Als ich 10 war, habe ich mir einen Mentor gesucht, einen wunderbaren alten Mann, der mich genauso brauchte wie ich ihn brauchte. Ich werde ihn “J” nennen. Er hat mich lange Zeit scherzhaft “Spike” genannt, aber ich möchte lieber nicht erklären, warum. Er ist ein pensionierter College-Lehrer im Bereich Elektronik / Robotik / Computer. Er wurde in den Ruhestand versetzt, als sein Campus durch Kürzungen bei Stipendien und Darlehen des Bundes geschlossen wurde. Er kümmert sich jetzt um seine ältere Mutter, arbeitet derzeit nicht in Vollzeit und ist auf dem gleichen wirtschaftlichen Niveau wie wir. Jeder wird gleich sauer, wenn ich das “p-Wort” verwende [wahrscheinlich “poor”, arm], also sagen wir einfach, dass meine Familie das, was wir haben, schätzt.

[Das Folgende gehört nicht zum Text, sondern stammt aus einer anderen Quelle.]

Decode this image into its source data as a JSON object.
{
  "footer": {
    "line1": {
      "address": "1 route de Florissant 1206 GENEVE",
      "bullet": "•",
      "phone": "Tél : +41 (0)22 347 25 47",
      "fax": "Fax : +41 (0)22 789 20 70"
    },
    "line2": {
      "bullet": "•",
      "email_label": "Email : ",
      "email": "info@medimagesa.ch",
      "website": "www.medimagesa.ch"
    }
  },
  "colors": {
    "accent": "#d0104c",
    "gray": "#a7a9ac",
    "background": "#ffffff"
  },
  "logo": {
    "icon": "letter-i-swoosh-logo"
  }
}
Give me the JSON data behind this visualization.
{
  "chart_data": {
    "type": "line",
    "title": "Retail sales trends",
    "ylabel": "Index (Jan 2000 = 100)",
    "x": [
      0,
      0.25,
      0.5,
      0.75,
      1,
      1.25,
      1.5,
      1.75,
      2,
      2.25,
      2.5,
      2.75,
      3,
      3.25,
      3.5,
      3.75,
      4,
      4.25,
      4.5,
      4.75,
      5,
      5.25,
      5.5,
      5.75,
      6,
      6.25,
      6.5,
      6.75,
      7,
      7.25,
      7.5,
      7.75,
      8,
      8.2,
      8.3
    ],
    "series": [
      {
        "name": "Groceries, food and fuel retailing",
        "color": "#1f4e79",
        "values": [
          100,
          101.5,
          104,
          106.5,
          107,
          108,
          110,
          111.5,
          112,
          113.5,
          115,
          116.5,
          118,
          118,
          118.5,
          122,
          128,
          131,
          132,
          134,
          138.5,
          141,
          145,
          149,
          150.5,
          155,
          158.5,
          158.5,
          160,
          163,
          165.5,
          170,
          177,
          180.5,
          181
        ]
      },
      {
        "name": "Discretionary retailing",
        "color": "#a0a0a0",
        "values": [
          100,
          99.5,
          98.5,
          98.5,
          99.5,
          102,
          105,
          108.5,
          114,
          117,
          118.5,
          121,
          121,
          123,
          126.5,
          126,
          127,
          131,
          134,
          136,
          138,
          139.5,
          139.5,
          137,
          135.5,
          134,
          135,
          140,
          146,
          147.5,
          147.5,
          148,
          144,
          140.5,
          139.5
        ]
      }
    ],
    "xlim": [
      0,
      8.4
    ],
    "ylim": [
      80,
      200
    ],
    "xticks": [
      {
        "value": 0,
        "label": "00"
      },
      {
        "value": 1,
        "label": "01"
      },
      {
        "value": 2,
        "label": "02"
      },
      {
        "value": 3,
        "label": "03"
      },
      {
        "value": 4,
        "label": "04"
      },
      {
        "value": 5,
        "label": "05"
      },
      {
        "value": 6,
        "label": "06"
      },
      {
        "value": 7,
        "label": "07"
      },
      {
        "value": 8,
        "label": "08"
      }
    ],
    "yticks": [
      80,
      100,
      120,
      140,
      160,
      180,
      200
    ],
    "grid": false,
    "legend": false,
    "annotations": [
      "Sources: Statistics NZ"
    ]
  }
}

J war das Beste, was mir jemals passieren konnte. Alles, was ich heute bin, verdanke ich J. Er und meine Mutter sind beide gebildete Menschen, die glauben, dass ich mich auf das Erwachsenenalter vorbereiten muss, indem ich lerne, wie man lernt, wie man für sich selbst denkt und wie man in Zeiten bedrückender Kontrolle durch Gesellschaft und Regierung an sich selbst glaubt. Ich will damit nicht sagen, dass J ein Freund der Familie ist. So ist es nicht. Er gehört mir. Mama sieht die Ergebnisse meiner Verbindung mit J und sie könnte nicht zufriedener sein. In unserer familiären Situation gibt es nicht viele Chancen, erfolgreich zu sein. Angst und Unwissenheit müssen dem gesunden Menschenverstand nicht im Wege stehen. Überleben ist eine alltägliche Herausforderung.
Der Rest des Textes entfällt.